Помоги выстоять, Господи! А-а-ах!
…И снова — голубое небо. Только теперь оно отражено в воде. Это ты лежишь на бревне, перекинутом через речку, и смотришь в воду. Ты караулишь рыбу…
Ты видишь свое отражение, ты им любуешься. Тобой нельзя не залюбоваться. Ты — женщина. Ты молода и красива. У тебя рыжеватые мягкие волосы, а по лицу так и вовсе — белесые; тебя зовут Аяф, то есть пушистый желтый цветок, с которого летит пух, если дунуть. Ты самая красивая в племени. Скоро Широкогрудый возьмет тебя в свое жилище. Это почетно.
Хотя он тебе совсем и не нравится. Тебе нравится другой, помоложе…

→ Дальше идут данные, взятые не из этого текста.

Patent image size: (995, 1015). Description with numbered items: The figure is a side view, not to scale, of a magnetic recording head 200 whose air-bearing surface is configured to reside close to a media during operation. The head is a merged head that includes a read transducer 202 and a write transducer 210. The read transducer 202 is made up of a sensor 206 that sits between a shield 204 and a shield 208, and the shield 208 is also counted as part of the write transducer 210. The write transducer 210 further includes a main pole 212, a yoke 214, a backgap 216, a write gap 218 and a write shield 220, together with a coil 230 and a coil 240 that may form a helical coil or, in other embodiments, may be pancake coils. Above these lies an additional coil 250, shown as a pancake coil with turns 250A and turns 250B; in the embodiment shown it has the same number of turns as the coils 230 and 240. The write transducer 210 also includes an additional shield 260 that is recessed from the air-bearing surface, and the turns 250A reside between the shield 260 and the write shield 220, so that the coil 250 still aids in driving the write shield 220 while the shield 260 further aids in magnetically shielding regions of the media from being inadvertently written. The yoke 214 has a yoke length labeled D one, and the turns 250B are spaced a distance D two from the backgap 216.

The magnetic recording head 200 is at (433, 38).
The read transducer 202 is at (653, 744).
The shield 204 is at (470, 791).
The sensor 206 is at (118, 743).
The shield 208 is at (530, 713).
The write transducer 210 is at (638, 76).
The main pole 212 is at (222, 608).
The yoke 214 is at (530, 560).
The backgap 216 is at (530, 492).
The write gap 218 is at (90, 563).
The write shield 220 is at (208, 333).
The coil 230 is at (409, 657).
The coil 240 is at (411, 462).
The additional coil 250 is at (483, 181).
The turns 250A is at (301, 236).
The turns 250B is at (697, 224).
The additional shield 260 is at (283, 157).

Вчера Широкогрудый был встревожен. Он сказал, что в округе появились черные люди, которых зовут чики-чики. Он говорил еще, что они черные-пречерные, как остывшие головешки, и в сплошных волосах, очень высокие. О, как это интересно! Ты почти всю ночь не спала, думала об этих черных. Их мужчины, наверное, гораздо сильнее, неутомимее и красивее ваших, хоть и черные, хоть и сплошь волосатые… Хотя бы одного посмотреть!
Но у них есть изъян — эти черные едят людей. Особенно они любят, говорил Широкогрудый, человеческий мозг… Да, это совсем нехорошо…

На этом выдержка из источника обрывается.